L’annonce récente de la prestigieuse maison de vente aux enchères Christie’s concernant sa première vente dédiée exclusivement aux œuvres d’art générées par intelligence artificielle a suscité des réactions mitigées dans le monde de l’art. Baptisée « Augmented Intelligence », cette vente mettra en vedette des œuvres d’artistes tels que Mat Dryhurst, fondateur de la startup d’IA Spawning AI. La pièce maîtresse de l’exposition sera un robot peignant en direct, présenté dans les galeries new-yorkaises de Christie’s à Rockefeller Center à partir du 20 février.
Controverse autour de l’entraînement des modèles d’IA
Cette annonce a rapidement provoqué un tollé sur les réseaux sociaux. De nombreux internautes ont souligné que la plupart des outils d’IA générative pour l’art avaient été entraînés sur les œuvres d’artistes sans leur autorisation. Les critiques affirment que des expositions comme Augmented Intelligence mettent en avant ce travail au détriment des artistes créant manuellement.
Sur la page annonçant leur vente aux enchères d’art IA, @ChristiesInc met en avant DALL-E, Midjourney & Stable Diffusion – qui ont tous été entraînés sur des montagnes d’œuvres d’artistes sans autorisation – sans jamais mentionner les énormes problèmes que cela pose, ni les protestations soutenues et bruyantes de la part des artistes.
– Ed Newton-Rex, sur Twitter
Une pétition ouverte exigeant l’annulation de la vente par Christie’s a rassemblé plus de 1 800 signatures en moins de 24 heures, témoignant de l’ampleur de l’indignation suscitée par cette initiative.
La réponse de Christie’s
Face à cette polémique, un porte-parole de Christie’s a déclaré :
Les artistes représentés dans cette vente ont tous des pratiques artistiques pluridisciplinaires solides et reconnues, certains figurant dans d’importantes collections muséales. Les œuvres de cette vente utilisent l’intelligence artificielle pour enrichir leur travail et, dans la plupart des cas, l’IA est employée de manière contrôlée, avec des données entraînées sur les propres contributions des artistes.

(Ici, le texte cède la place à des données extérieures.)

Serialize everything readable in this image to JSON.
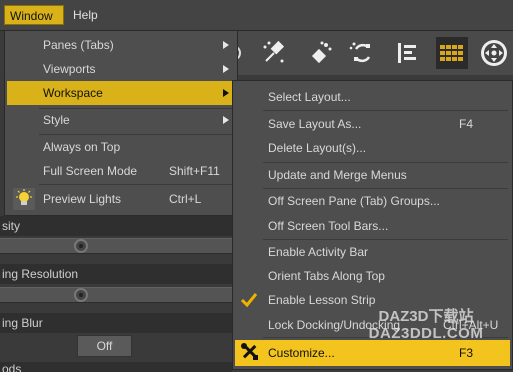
{
  "menubar": {
    "items": [
      {
        "label": "Window",
        "active": true
      },
      {
        "label": "Help",
        "active": false
      }
    ]
  },
  "toolbar": {
    "icons": [
      "spot-light-icon",
      "point-light-icon",
      "rotate-icon",
      "align-icon",
      "grid-icon",
      "navigation-icon"
    ]
  },
  "background": {
    "labels": [
      "sity",
      "ing Resolution",
      "ing Blur",
      "ods"
    ],
    "off_button": "Off"
  },
  "window_menu": {
    "items": [
      {
        "label": "Panes (Tabs)",
        "submenu": true
      },
      {
        "label": "Viewports",
        "submenu": true
      },
      {
        "label": "Workspace",
        "submenu": true,
        "active": true
      },
      {
        "label": "Style",
        "submenu": true
      },
      {
        "label": "Always on Top"
      },
      {
        "label": "Full Screen Mode",
        "shortcut": "Shift+F11"
      },
      {
        "label": "Preview Lights",
        "shortcut": "Ctrl+L",
        "icon": "light-bulb-icon"
      }
    ]
  },
  "workspace_menu": {
    "items": [
      {
        "label": "Select Layout..."
      },
      {
        "label": "Save Layout As...",
        "shortcut": "F4"
      },
      {
        "label": "Delete Layout(s)..."
      },
      {
        "label": "Update and Merge Menus"
      },
      {
        "label": "Off Screen Pane (Tab) Groups..."
      },
      {
        "label": "Off Screen Tool Bars..."
      },
      {
        "label": "Enable Activity Bar"
      },
      {
        "label": "Orient Tabs Along Top"
      },
      {
        "label": "Enable Lesson Strip",
        "checked": true
      },
      {
        "label": "Lock Docking/Undocking",
        "shortcut": "Ctrl+Alt+U"
      },
      {
        "label": "Customize...",
        "shortcut": "F3",
        "active": true,
        "icon": "tools-icon"
      }
    ]
  },
  "watermark": {
    "line1": "DAZ3D下载站",
    "line2": "DAZ3DDL.COM"
  },
  "colors": {
    "accent": "#d9b118",
    "highlight": "#f3c41d",
    "menu_bg": "#4e4e4e",
    "check": "#f0b400"
  }
}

Enjeux juridiques et éthiques de l’art généré par IA
Cette polémique met en lumière les enjeux complexes entourant l’utilisation de l’IA dans le domaine artistique. Alors que certains y voient une opportunité d’exploration créative, d’autres s’inquiètent des problèmes de droit d’auteur et de reconnaissance du travail des artistes. Parmi les questions soulevées :
- Les œuvres générées par IA enfreignent-elles les droits des artistes dont les créations ont servi à entraîner les modèles ?

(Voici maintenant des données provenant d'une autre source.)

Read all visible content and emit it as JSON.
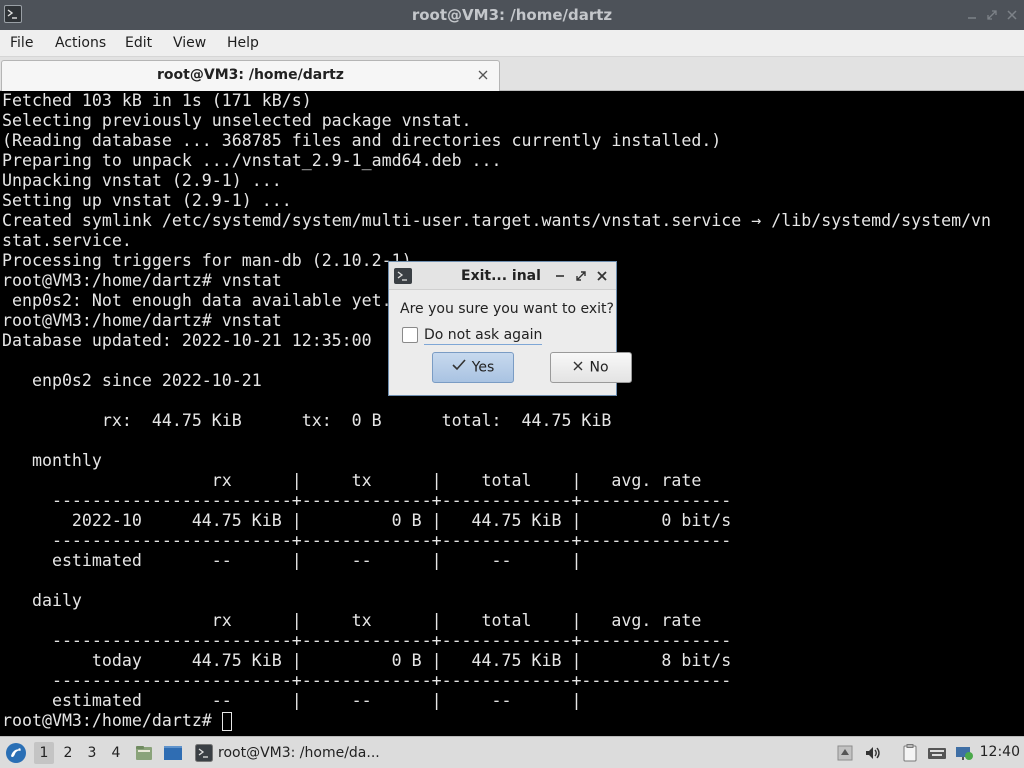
{
  "window": {
    "title": "root@VM3: /home/dartz"
  },
  "menubar": {
    "items": [
      "File",
      "Actions",
      "Edit",
      "View",
      "Help"
    ]
  },
  "tab": {
    "title": "root@VM3: /home/dartz"
  },
  "terminal": {
    "lines": [
      "Fetched 103 kB in 1s (171 kB/s)",
      "Selecting previously unselected package vnstat.",
      "(Reading database ... 368785 files and directories currently installed.)",
      "Preparing to unpack .../vnstat_2.9-1_amd64.deb ...",
      "Unpacking vnstat (2.9-1) ...",
      "Setting up vnstat (2.9-1) ...",
      "Created symlink /etc/systemd/system/multi-user.target.wants/vnstat.service → /lib/systemd/system/vn",
      "stat.service.",
      "Processing triggers for man-db (2.10.2-1) ...",
      "root@VM3:/home/dartz# vnstat",
      " enp0s2: Not enough data available yet.",
      "root@VM3:/home/dartz# vnstat",
      "Database updated: 2022-10-21 12:35:00",
      "",
      "   enp0s2 since 2022-10-21",
      "",
      "          rx:  44.75 KiB      tx:  0 B      total:  44.75 KiB",
      "",
      "   monthly",
      "                     rx      |     tx      |    total    |   avg. rate",
      "     ------------------------+-------------+-------------+---------------",
      "       2022-10     44.75 KiB |         0 B |   44.75 KiB |        0 bit/s",
      "     ------------------------+-------------+-------------+---------------",
      "     estimated       --      |     --      |     --      |",
      "",
      "   daily",
      "                     rx      |     tx      |    total    |   avg. rate",
      "     ------------------------+-------------+-------------+---------------",
      "         today     44.75 KiB |         0 B |   44.75 KiB |        8 bit/s",
      "     ------------------------+-------------+-------------+---------------",
      "     estimated       --      |     --      |     --      |",
      "root@VM3:/home/dartz# "
    ]
  },
  "dialog": {
    "title": "Exit... inal",
    "message": "Are you sure you want to exit?",
    "checkbox_label": "Do not ask again",
    "checkbox_checked": false,
    "yes_label": "Yes",
    "no_label": "No"
  },
  "taskbar": {
    "workspaces": [
      "1",
      "2",
      "3",
      "4"
    ],
    "active_workspace": "1",
    "task_label": "root@VM3: /home/da...",
    "clock": "12:40"
  },
  "colors": {
    "terminal_bg": "#000000",
    "terminal_fg": "#e6e6e6",
    "titlebar_bg": "#4d5259",
    "dialog_accent": "#a9c3e2"
  }
}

- Comment attribuer la paternité d’une œuvre créée par IA à partir de multiples sources ?
- L’exposition et la vente d’art généré par IA risquent-elles de dévaloriser le travail des artistes traditionnels ?
Vers un encadrement de l’art généré par IA ?
Face à ces défis, certains appellent à une meilleure régulation du secteur. Il pourrait s’agir par exemple de mettre en place des mécanismes de consentement et de rémunération pour les artistes dont les œuvres sont utilisées pour entraîner des IA, ou encore de créer de nouvelles catégories de droits adaptées aux créations générées par ordinateur.
Quoi qu’il en soit, la vente aux enchères « Augmented Intelligence » de Christie’s ne manquera pas de faire parler d’elle et d’alimenter le débat sur la place grandissante de l’intelligence artificielle dans l’art. Une chose est sûre : ce sujet est loin d’avoir livré tous ses secrets et continuera de passionner artistes, collectionneurs, juristes et technophiles dans les années à venir.